Некоторые исследователи описывают лингвистическую ситуацию советской эпохи термином «диглоссия», который означает существование двух форм языка, распределенных по сферам употребления. То есть об одном и том же говорить можно «по-простому», по-человечески, а можно и «советским языком». Если в первом случае воров называют ворами, то во втором — «если кто-то кое-где у нас порой…».
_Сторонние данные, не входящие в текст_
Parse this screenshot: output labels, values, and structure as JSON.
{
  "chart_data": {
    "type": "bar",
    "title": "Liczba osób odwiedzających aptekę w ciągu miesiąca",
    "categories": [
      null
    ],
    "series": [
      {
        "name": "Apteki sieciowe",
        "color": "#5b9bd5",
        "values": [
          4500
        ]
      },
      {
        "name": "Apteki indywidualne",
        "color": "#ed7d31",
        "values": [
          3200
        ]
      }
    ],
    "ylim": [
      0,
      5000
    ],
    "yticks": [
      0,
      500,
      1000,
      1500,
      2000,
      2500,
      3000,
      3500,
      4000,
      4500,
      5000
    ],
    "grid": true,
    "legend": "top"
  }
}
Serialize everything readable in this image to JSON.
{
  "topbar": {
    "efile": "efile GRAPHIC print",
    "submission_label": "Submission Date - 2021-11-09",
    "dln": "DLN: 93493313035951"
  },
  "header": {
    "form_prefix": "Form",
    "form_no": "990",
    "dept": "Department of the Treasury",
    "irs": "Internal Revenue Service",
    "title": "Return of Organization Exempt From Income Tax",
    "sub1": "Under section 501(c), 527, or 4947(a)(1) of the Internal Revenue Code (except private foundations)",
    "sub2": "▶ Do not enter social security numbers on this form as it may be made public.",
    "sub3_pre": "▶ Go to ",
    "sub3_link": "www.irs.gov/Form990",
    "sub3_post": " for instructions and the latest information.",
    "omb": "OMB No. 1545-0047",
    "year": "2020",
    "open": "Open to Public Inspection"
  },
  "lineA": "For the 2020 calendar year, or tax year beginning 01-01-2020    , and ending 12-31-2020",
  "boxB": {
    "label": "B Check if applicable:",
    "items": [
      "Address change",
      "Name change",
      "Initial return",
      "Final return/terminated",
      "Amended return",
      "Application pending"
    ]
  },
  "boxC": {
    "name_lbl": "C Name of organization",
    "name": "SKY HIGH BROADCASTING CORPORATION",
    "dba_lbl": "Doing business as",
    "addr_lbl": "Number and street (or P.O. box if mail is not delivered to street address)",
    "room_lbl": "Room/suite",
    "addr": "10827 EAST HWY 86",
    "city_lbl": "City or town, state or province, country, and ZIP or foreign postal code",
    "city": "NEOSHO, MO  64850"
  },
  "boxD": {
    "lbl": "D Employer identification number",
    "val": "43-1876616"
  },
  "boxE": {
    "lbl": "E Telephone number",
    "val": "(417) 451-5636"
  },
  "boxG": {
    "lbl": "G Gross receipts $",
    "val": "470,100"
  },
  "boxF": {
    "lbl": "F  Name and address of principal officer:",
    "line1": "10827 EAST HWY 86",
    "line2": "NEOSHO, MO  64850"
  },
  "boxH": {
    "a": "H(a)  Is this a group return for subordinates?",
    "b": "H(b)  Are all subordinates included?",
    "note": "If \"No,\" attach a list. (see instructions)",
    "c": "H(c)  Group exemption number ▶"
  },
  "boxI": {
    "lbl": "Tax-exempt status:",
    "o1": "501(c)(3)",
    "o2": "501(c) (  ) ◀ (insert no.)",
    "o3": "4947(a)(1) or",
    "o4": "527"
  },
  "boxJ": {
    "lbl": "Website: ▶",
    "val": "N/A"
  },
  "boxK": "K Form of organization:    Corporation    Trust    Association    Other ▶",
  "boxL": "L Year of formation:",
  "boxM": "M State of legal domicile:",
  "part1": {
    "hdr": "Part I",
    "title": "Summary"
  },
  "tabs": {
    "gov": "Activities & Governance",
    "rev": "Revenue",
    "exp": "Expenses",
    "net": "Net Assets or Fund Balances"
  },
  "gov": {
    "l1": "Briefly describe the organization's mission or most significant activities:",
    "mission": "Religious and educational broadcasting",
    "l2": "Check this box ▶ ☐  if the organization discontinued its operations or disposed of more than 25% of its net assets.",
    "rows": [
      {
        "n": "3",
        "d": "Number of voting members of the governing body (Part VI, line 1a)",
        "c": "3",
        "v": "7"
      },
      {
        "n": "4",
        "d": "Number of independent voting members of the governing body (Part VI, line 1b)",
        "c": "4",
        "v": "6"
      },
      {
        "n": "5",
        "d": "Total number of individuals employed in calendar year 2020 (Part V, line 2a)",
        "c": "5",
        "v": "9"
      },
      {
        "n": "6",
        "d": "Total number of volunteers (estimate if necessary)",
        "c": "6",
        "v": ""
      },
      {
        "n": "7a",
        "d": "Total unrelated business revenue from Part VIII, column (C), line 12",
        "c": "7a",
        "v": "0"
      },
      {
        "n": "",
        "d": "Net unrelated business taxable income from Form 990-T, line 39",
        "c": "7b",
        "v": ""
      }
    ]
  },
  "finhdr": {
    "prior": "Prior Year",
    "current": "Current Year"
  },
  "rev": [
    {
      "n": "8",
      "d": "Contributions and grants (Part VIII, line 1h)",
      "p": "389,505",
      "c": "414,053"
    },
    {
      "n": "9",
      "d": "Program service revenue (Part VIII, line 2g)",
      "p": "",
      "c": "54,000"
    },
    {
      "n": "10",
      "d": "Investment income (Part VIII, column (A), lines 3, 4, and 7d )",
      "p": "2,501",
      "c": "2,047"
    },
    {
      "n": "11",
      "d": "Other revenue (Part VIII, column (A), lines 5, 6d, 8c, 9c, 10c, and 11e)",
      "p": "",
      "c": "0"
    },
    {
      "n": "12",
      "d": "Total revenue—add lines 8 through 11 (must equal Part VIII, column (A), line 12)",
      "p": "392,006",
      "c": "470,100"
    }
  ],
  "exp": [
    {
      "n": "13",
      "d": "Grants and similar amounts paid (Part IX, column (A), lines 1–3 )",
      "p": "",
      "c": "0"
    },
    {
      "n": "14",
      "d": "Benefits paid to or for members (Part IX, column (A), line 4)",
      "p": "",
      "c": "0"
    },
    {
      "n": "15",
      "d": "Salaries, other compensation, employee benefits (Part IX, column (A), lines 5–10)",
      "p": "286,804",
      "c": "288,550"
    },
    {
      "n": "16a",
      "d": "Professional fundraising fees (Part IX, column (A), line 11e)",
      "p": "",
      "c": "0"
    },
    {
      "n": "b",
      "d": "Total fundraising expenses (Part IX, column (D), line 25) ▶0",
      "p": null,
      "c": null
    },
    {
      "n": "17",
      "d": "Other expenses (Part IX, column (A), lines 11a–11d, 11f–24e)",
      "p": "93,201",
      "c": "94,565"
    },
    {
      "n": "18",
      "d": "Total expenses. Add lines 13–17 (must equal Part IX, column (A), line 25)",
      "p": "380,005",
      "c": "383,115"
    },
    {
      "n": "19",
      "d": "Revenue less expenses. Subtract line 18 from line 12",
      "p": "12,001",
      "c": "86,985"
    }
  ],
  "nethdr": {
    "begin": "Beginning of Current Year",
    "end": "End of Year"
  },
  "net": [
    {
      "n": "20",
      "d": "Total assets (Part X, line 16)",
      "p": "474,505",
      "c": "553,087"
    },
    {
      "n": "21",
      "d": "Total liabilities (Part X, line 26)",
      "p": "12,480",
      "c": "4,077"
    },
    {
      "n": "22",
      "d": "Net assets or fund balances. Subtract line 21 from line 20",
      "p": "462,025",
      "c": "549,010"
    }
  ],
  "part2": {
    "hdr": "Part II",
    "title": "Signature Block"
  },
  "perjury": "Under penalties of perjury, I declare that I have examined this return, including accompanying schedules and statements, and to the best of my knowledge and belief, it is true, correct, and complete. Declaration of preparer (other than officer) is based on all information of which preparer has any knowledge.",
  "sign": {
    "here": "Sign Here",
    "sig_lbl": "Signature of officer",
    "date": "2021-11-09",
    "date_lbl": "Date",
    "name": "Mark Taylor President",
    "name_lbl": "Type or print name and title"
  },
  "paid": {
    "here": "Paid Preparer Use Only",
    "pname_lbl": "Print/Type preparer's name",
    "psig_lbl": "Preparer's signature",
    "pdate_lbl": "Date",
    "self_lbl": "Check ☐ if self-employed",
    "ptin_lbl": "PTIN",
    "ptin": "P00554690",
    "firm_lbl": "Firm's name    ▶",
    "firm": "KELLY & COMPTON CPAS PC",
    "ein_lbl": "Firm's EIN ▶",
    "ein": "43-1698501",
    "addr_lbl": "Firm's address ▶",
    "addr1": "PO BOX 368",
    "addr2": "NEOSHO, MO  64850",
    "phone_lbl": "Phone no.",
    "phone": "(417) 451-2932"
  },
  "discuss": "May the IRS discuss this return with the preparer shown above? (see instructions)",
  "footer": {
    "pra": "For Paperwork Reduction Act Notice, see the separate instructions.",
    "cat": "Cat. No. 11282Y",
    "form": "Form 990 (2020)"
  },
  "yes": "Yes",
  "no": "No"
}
Существуют ли признаки того, что диглоссия в Украине может исчезнуть? Надежда на это есть. Хотя бы потому, что целый ряд высоких руководящих постов в стране заняли общественные и политические деятели, которые неплохо освоили такие формы коммуникации с публикой, как блоги, сообщения в Twitter и Facebook. А там языковое лицемерие не допускается. То есть если власть действительно станет прозрачной и подконтрольной обществу, необходимость в диглоссии отпадет сама собой. Но понятно, что провести демонтаж «советского языка» гораздо труднее, чем демонтаж памятников Ленину. Стилистические особенности этого языка оказываются очень востребованными для придания месседжу особой важности. «В условиях военной агрессии и оккупации обеспечение продовольственной безопасности страны, проведение комплекса весенне-полевых работ и поставки продовольствия украинским военным являются заданием номер один, стоящим перед отечественным АПК. Поэтому мы обратились к руководству Вооруженных сил Украины с просьбой взвешенно относиться к мобилизации аграрных работников, чья работа сегодня крайне необходима для выполнения этих задач», — заявил на днях аграрный министр Игорь Швайка. Неужели к нему не прислушались бы, скажи он проще: не призывайте селян, иначе сеять хлеб будет некому?